Austin Heat
Die Hitze traf mich wie ein Urteil.
Keine Bestrafung – eine Ansage. Die Art von Hitze, die nicht um Erlaubnis fragt. Sie legt sich um dich, sobald du den Finger des Flugzeugs verlässt und sagt: *So ist es hier, gewöhn dich dran oder geh unter.* Indianapolis hatte Sommer. Austin hatte *Hitze* – trocken, aggressiv, kompromisslos. Sie drückte gegen meinen Blazer wie Hände, die ich nicht eingeladen hatte.
Ich zog das Sakko aus, bevor ich die Gepäckausgabe erreichte. Hängte es mir über den Arm. Die Seidenbluse darunter klebte schon an meinem unteren Rücken, obwohl ich erst fünfundvierzig Sekunden draußen war. Juli in Zentral-Texas. Wer auch immer diesen Einsatz geplant hatte, hatte entweder keine Ahnung von Geografie oder war sadistisch veranlagt.
Oder beides. Wenn ich daran dachte, wer die Entscheidungen traf, war beides immer wahrscheinlicher.
Das Marriott in der Innenstadt war genau das, was ich mir unter einer Geschäftsreise vorstellte – Glas und Kalkstein, eine Lobby, die nach Eukalyptus und Geld roch. Die Leute am Empfang hatten ein Lächeln drauf, das wohl im Labor kalibriert worden war. Ich nannte meinen Namen. Die Frau hinter dem Tresen tippte etwas ein, hielt inne, tippte weiter und sah dann mit einer Strahlkraft auf, die vermuten ließ, dass meine Reservierung markiert war.

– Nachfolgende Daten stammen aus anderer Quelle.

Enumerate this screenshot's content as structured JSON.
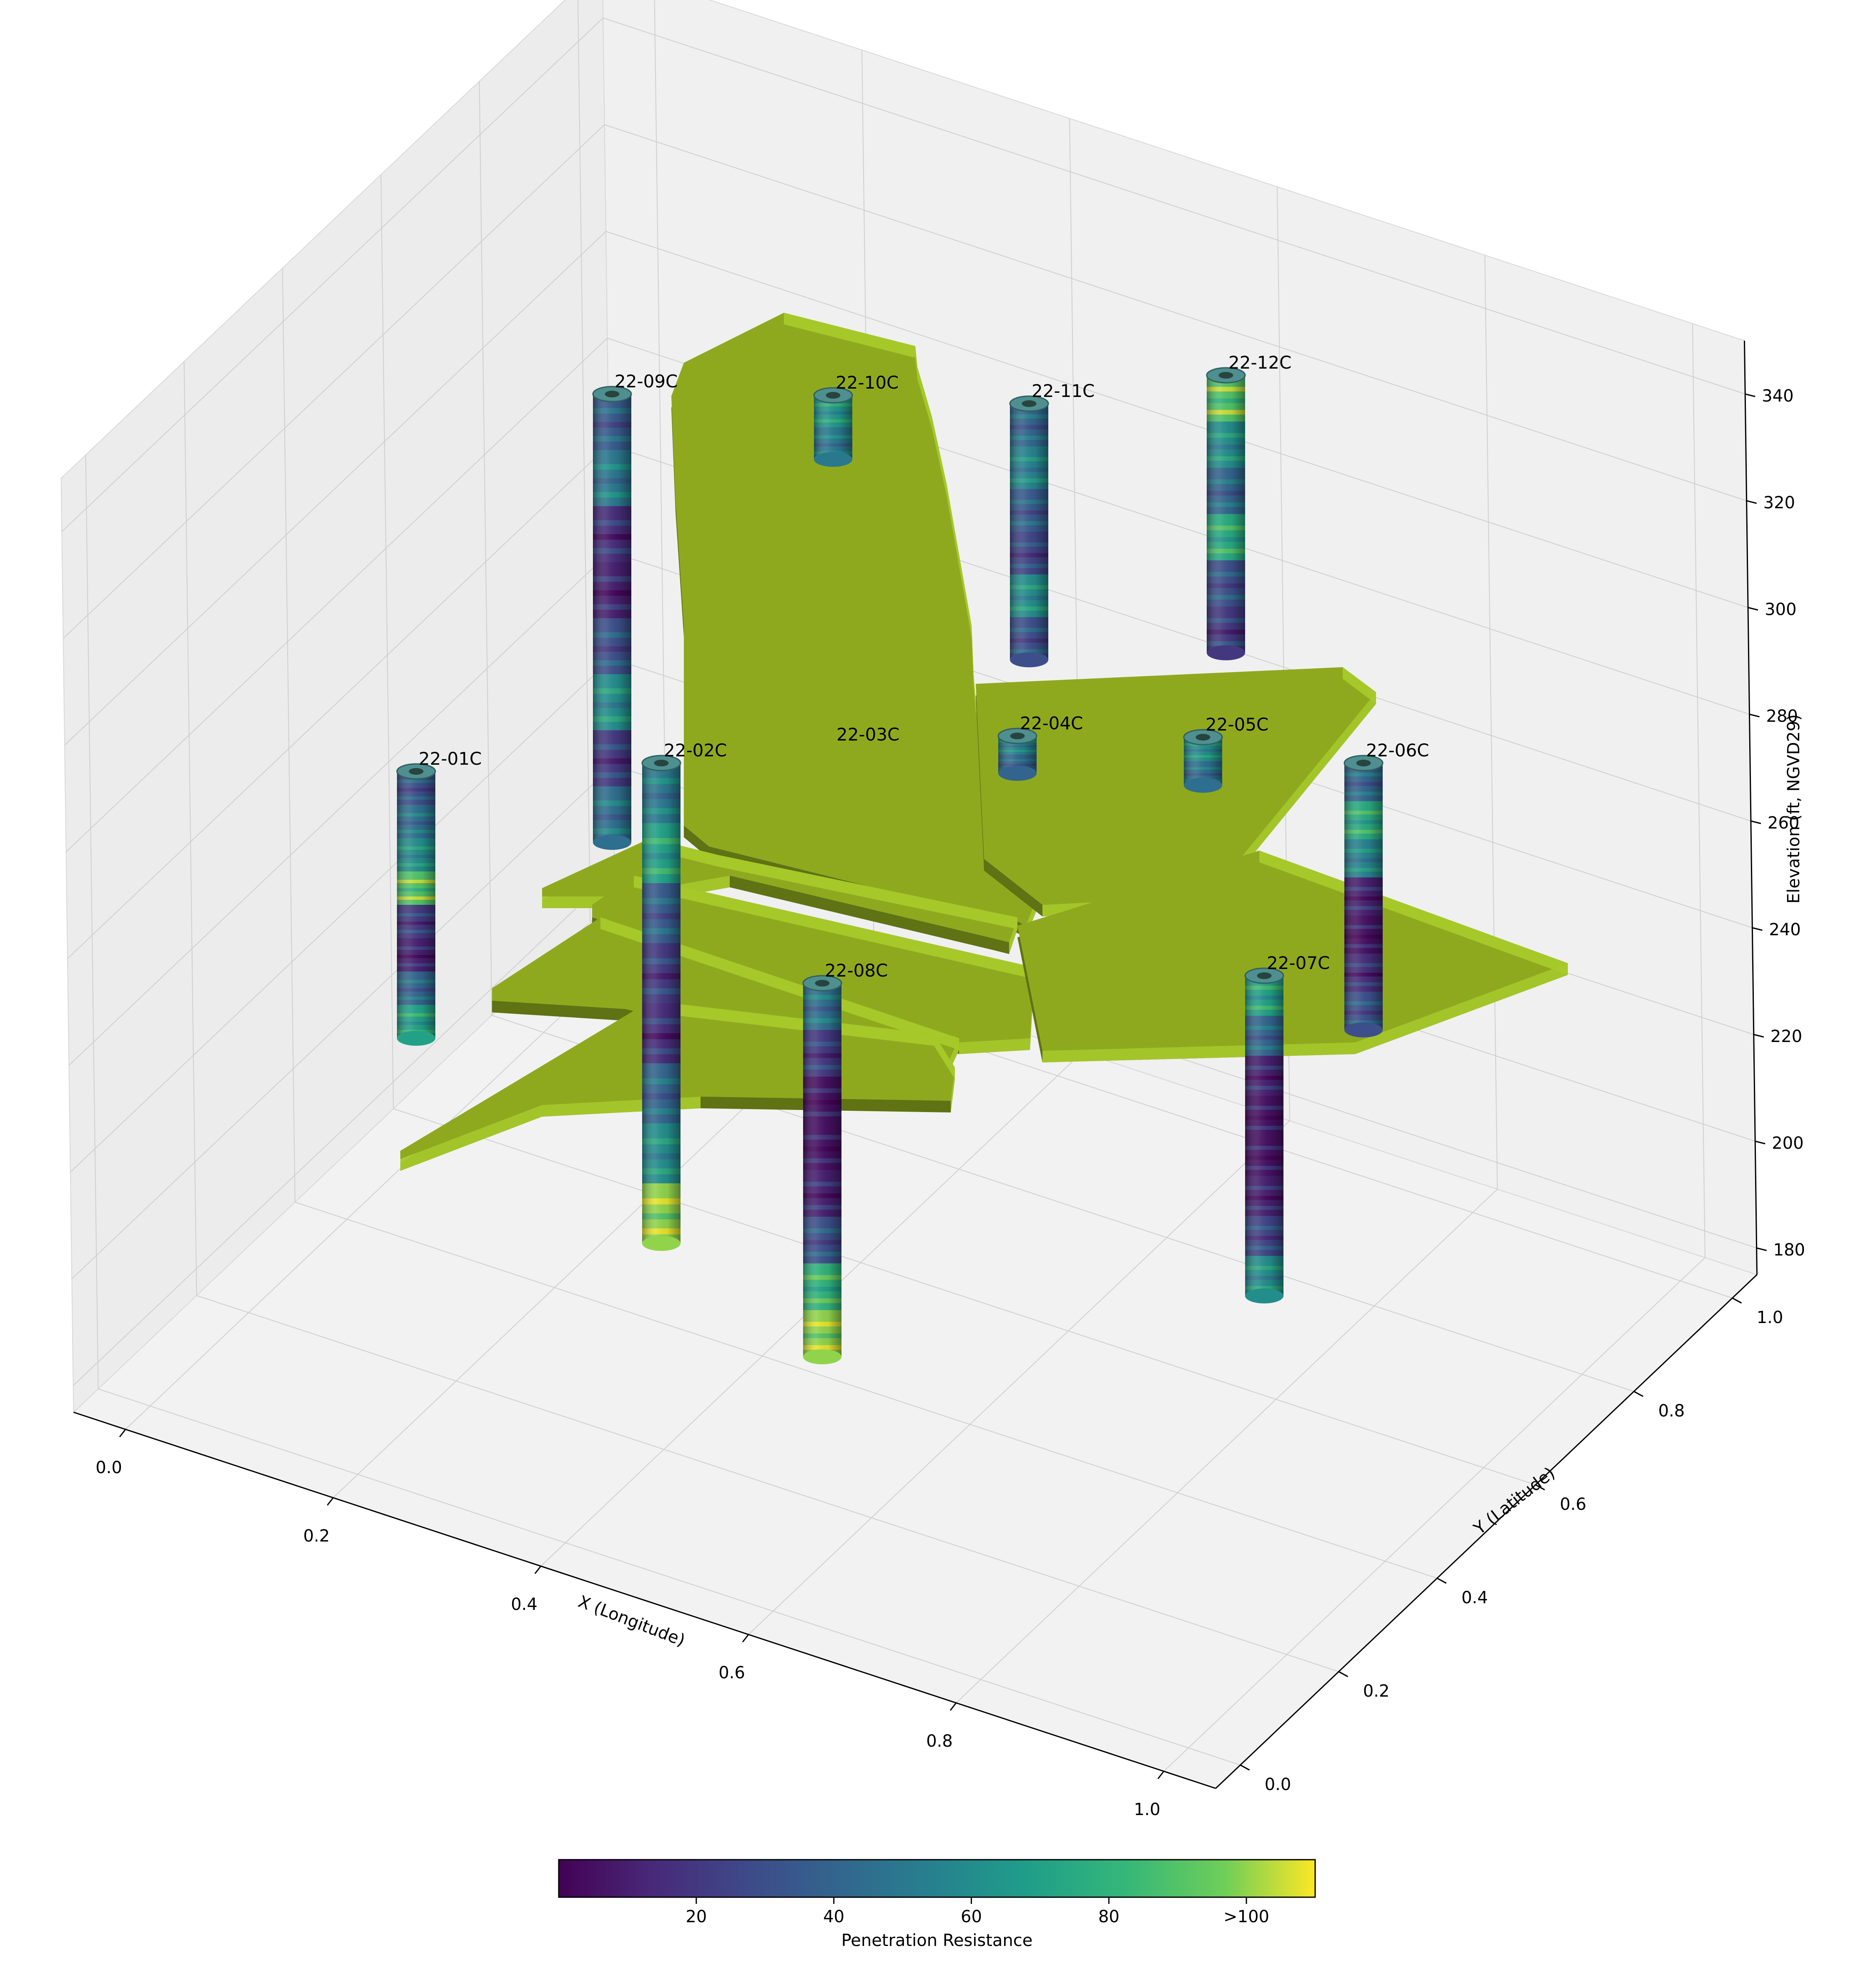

„Ms. Price. Willkommen. Wir haben Sie in einer Eck-Suite im elften Stock untergebracht. Das Zimmer wurde ausdrücklich von Ihrer Firma gewünscht.“
„Eine Suite?“
„Eine Eck-Suite. Es ist eines unserer Premium-Zimmer. Soll ich jemanden schicken, der Ihnen mit den Koffern hilft?“
Ich hatte nur einen Rollkoffer und eine Laptoptasche. Im Koffer waren Blazer, Blusen und ein Reißverschlussbeutel, über den die Sicherheitskontrolle keine Fragen gestellt hatte und an den ich besser nicht denken wollte. Ich brauchte keine Hilfe. Aber das Upgrade fiel mir auf – Victoria hatte in ihrer E-Mail nur *Eckzimmer* geschrieben. Von einer *Suite* hatte sie nichts gesagt. Diese Unterscheidung wirkte absichtlich. Wie alles, was Victoria tat: ein Geschenk, verpackt in plausibler Abstreitbarkeit.

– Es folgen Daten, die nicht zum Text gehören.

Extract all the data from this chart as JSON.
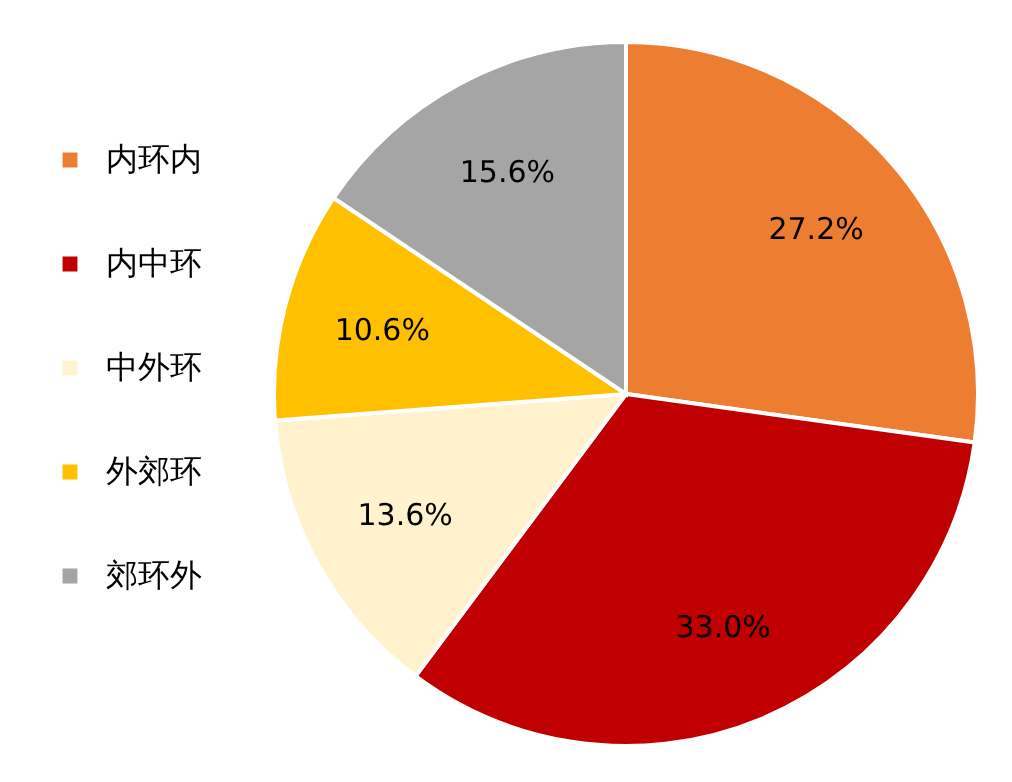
{
  "chart_data": {
    "type": "pie",
    "categories": [
      "内环内",
      "内中环",
      "中外环",
      "外郊环",
      "郊环外"
    ],
    "values": [
      27.2,
      33.0,
      13.6,
      10.6,
      15.6
    ],
    "colors": [
      "#ed7d31",
      "#c00000",
      "#fff2cc",
      "#ffc000",
      "#a5a5a5"
    ],
    "value_labels": [
      "27.2%",
      "33.0%",
      "13.6%",
      "10.6%",
      "15.6%"
    ],
    "legend": "left"
  }
}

„Nein danke, alles in Ordnung.“
Der Fahrstuhl war rundum verglast und blickte in ein Atrium, das mich auf unangenehme Weise an die Zentrale von Wicked erinnerte. Ich sah zu, wie die Lobby unter mir kleiner wurde, und zählte die Etagen, so wie ich vor einem Stream meine Atemzüge zählte – ein Rhythmus, um mich gegen die aufkommende Flut von dem zu wappnen, was gleich passieren würde.
Die Suite war absurd. Nicht obszön groß – es war kein Penthouse –, aber durch die Ecklage hatte sie Fenster an zwei Seiten. Die Aussicht, die Victoria erwähnt hatte, war das Upgrade allemal wert. Downtown Austin breitete sich unter mir aus, ein Raster aus gläsernen Türmen, grünen Baumkronen und, hinter dem Fluss, Hügeln, die sich in der Ferne violett färbten. Die Nachmittagssonne inszenierte die Skyline geradezu theatralisch und tauchte alles in Bernstein- und Goldtöne, die mich an mein Ringlicht erinnerten.
Ich stand lange am Fenster. Länger, als die Aussicht es eigentlich rechtfertigte. Denn die Stadt anzusehen bedeutete, nicht auf das Bett zu schauen. Und das Bett nicht anzusehen bedeutete, nicht an den Reißverschlussbeutel im Koffer zu denken. Und daran nicht zu denken hieß, nicht darüber nachzudenken, was ich heute Nacht tun würde.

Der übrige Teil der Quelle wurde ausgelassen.